# He thinks he's God's gift to humanity



## DrChen

皆さん、こんにちは

タイトル通りですが、「あいつ何様だと思ってるの？」みたいな、うぬぼれている人のことを皮肉って言う時のいい表現なんてありませんか。


----------



## frequency

「あいつは天狗だ。」とは言うかな？これは、特に皮肉というよりも普通で真面目な言い方だと思う。他に何かあるかな？


----------



## karlalou

賜りもの、授かりもの、などと言うと良い意味にしか使わないと思いますし、神様とのかかわりではちょっと思いつかないですけど、「何様だと思ってるんだ」が近そうですね。

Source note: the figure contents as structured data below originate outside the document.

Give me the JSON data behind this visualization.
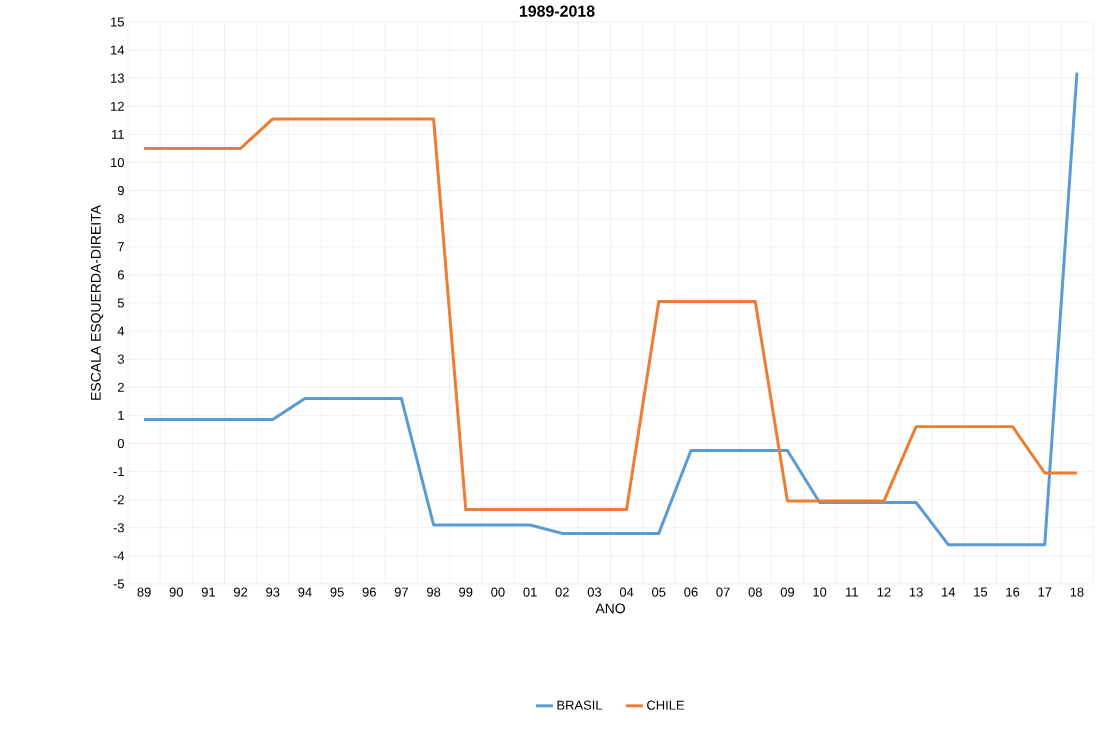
{
  "chart_data": {
    "type": "line",
    "title": "1989-2018",
    "xlabel": "ANO",
    "ylabel": "ESCALA ESQUERDA-DIREITA",
    "categories": [
      "89",
      "90",
      "91",
      "92",
      "93",
      "94",
      "95",
      "96",
      "97",
      "98",
      "99",
      "00",
      "01",
      "02",
      "03",
      "04",
      "05",
      "06",
      "07",
      "08",
      "09",
      "10",
      "11",
      "12",
      "13",
      "14",
      "15",
      "16",
      "17",
      "18"
    ],
    "series": [
      {
        "name": "BRASIL",
        "color": "#5b9bd5",
        "values": [
          0.85,
          0.85,
          0.85,
          0.85,
          0.85,
          1.6,
          1.6,
          1.6,
          1.6,
          -2.9,
          -2.9,
          -2.9,
          -2.9,
          -3.2,
          -3.2,
          -3.2,
          -3.2,
          -0.25,
          -0.25,
          -0.25,
          -0.25,
          -2.1,
          -2.1,
          -2.1,
          -2.1,
          -3.6,
          -3.6,
          -3.6,
          -3.6,
          13.2
        ]
      },
      {
        "name": "CHILE",
        "color": "#ed7d31",
        "values": [
          10.5,
          10.5,
          10.5,
          10.5,
          11.55,
          11.55,
          11.55,
          11.55,
          11.55,
          11.55,
          -2.35,
          -2.35,
          -2.35,
          -2.35,
          -2.35,
          -2.35,
          5.05,
          5.05,
          5.05,
          5.05,
          -2.05,
          -2.05,
          -2.05,
          -2.05,
          0.6,
          0.6,
          0.6,
          0.6,
          -1.05,
          -1.05
        ]
      }
    ],
    "ylim": [
      -5,
      15
    ],
    "yticks": [
      -5,
      -4,
      -3,
      -2,
      -1,
      0,
      1,
      2,
      3,
      4,
      5,
      6,
      7,
      8,
      9,
      10,
      11,
      12,
      13,
      14,
      15
    ],
    "grid": true,
    "legend": "bottom",
    "marker": "none",
    "line_style": "solid"
  }
}
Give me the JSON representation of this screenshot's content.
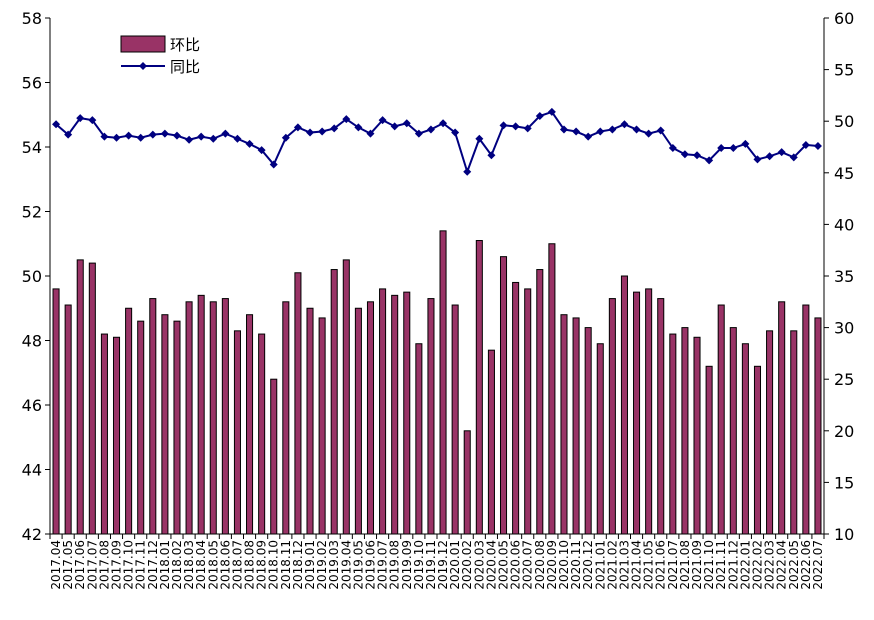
{
  "chart_data": {
    "type": "bar+line",
    "title": "",
    "xlabel": "",
    "ylabel_left": "",
    "ylabel_right": "",
    "categories": [
      "2017.04",
      "2017.05",
      "2017.06",
      "2017.07",
      "2017.08",
      "2017.09",
      "2017.10",
      "2017.11",
      "2017.12",
      "2018.01",
      "2018.02",
      "2018.03",
      "2018.04",
      "2018.05",
      "2018.06",
      "2018.07",
      "2018.08",
      "2018.09",
      "2018.10",
      "2018.11",
      "2018.12",
      "2019.01",
      "2019.02",
      "2019.03",
      "2019.04",
      "2019.05",
      "2019.06",
      "2019.07",
      "2019.08",
      "2019.09",
      "2019.10",
      "2019.11",
      "2019.12",
      "2020.01",
      "2020.02",
      "2020.03",
      "2020.04",
      "2020.05",
      "2020.06",
      "2020.07",
      "2020.08",
      "2020.09",
      "2020.10",
      "2020.11",
      "2020.12",
      "2021.01",
      "2021.02",
      "2021.03",
      "2021.04",
      "2021.05",
      "2021.06",
      "2021.07",
      "2021.08",
      "2021.09",
      "2021.10",
      "2021.11",
      "2021.12",
      "2022.01",
      "2022.02",
      "2022.03",
      "2022.04",
      "2022.05",
      "2022.06",
      "2022.07"
    ],
    "x_tick_labels": [
      "2017.04",
      "2017.05",
      "2017.06",
      "2017.07",
      "2017.08",
      "2017.09",
      "2017.10",
      "2017.11",
      "2017.12",
      "2018.01",
      "2018.02",
      "2018.03",
      "2018.04",
      "2018.05",
      "2018.06",
      "2018.07",
      "2018.08",
      "2018.09",
      "2018.10",
      "2018.11",
      "2018.12",
      "2019.01",
      "2019.02",
      "2019.03",
      "2019.04",
      "2019.05",
      "2019.06",
      "2019.07",
      "2019.08",
      "2019.09",
      "2019.10",
      "2019.11",
      "2019.12",
      "2020.01",
      "2020.02",
      "2020.03",
      "2020.04",
      "2020.05",
      "2020.06",
      "2020.07",
      "2020.08",
      "2020.09",
      "2020.10",
      "2020.11",
      "2020.12",
      "2021.01",
      "2021.02",
      "2021.03",
      "2021.04",
      "2021.05",
      "2021.06",
      "2021.07",
      "2021.08",
      "2021.09",
      "2021.10",
      "2021.11",
      "2021.12",
      "2022.01",
      "2022.02",
      "2022.03",
      "2022.04",
      "2022.05",
      "2022.06",
      "2022.07"
    ],
    "y_left": {
      "min": 42,
      "max": 58,
      "ticks": [
        42,
        44,
        46,
        48,
        50,
        52,
        54,
        56,
        58
      ]
    },
    "y_right": {
      "min": 10,
      "max": 60,
      "ticks": [
        10,
        15,
        20,
        25,
        30,
        35,
        40,
        45,
        50,
        55,
        60
      ]
    },
    "grid": false,
    "legend_position": "top-left",
    "series": [
      {
        "name": "环比",
        "type": "bar",
        "axis": "left",
        "color": "#993366",
        "values": [
          49.6,
          49.1,
          50.5,
          50.4,
          48.2,
          48.1,
          49.0,
          48.6,
          49.3,
          48.8,
          48.6,
          49.2,
          49.4,
          49.2,
          49.3,
          48.3,
          48.8,
          48.2,
          46.8,
          49.2,
          50.1,
          49.0,
          48.7,
          50.2,
          50.5,
          49.0,
          49.2,
          49.6,
          49.4,
          49.5,
          47.9,
          49.3,
          51.4,
          49.1,
          45.2,
          51.1,
          47.7,
          50.6,
          49.8,
          49.6,
          50.2,
          51.0,
          48.8,
          48.7,
          48.4,
          47.9,
          49.3,
          50.0,
          49.5,
          49.6,
          49.3,
          48.2,
          48.4,
          48.1,
          47.2,
          49.1,
          48.4,
          47.9,
          47.2,
          48.3,
          49.2,
          48.3,
          49.1,
          48.7
        ]
      },
      {
        "name": "同比",
        "type": "line",
        "axis": "right",
        "color": "#000080",
        "values": [
          49.7,
          48.7,
          50.3,
          50.1,
          48.5,
          48.4,
          48.6,
          48.4,
          48.7,
          48.8,
          48.6,
          48.2,
          48.5,
          48.3,
          48.8,
          48.3,
          47.8,
          47.2,
          45.8,
          48.4,
          49.4,
          48.9,
          49.0,
          49.3,
          50.2,
          49.4,
          48.8,
          50.1,
          49.5,
          49.8,
          48.8,
          49.2,
          49.8,
          48.9,
          45.1,
          48.3,
          46.7,
          49.6,
          49.5,
          49.3,
          50.5,
          50.9,
          49.2,
          49.0,
          48.5,
          49.0,
          49.2,
          49.7,
          49.2,
          48.8,
          49.1,
          47.4,
          46.8,
          46.7,
          46.2,
          47.4,
          47.4,
          47.8,
          46.3,
          46.6,
          47.0,
          46.5,
          47.7,
          47.6
        ]
      }
    ]
  }
}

状況が分からないので使えるかどうか分かりませんけど、皮肉でというと、
「あの方は、お偉いさまですから、」とか、思いきり立てるのも一案かもしれませんね。


----------



## SoLaTiDoberman

彼は自分のことを天才と思っている*お間違いさん*だ。
彼は自分に天賦の才があると思っている*お間違いさん*だ。
may be a candidate for being sarcastic.


----------



## DrChen

皆さん、ありがとうございます！！

たとえば英語の直訳に近い「彼は自分が神様の賜りものだと思い込んでる」って言ったら、通じると思いますか？


----------



## karlalou

「彼は自分が神様の賜りものだと思い込んでる」

はい。十分、通じると思います。


----------



## DrChen

Awigatow gozaimasu!!


----------



## Flaminius

「神様の贈り物」で通じますが、「神様」そのものを使ってもよいでしょう。
自分を神様だと思っている。
自分を人類に恩恵を与える神様だと思っている。


----------



## frequency

DrChen said:


> たとえば英語の直訳に近い「彼は自分が神様の賜りものだと思い込んでる」


それはきみが外国人で、外国語(英語)ではそう言うんだな、という意味ではわかってくれると思うよ。
God's gift

ただ、あくまでも自然さを求めるならば、「神に選ばれし者」とも言う。「彼は自分だけが神に選ばれし者だと思ってる。」とか言うかな。


----------



## DrChen

第二ありがとうございます


----------



## karlalou

Just in case, 賜りもの reads たまわりもの and 授かりもの reads さずかりもの.


----------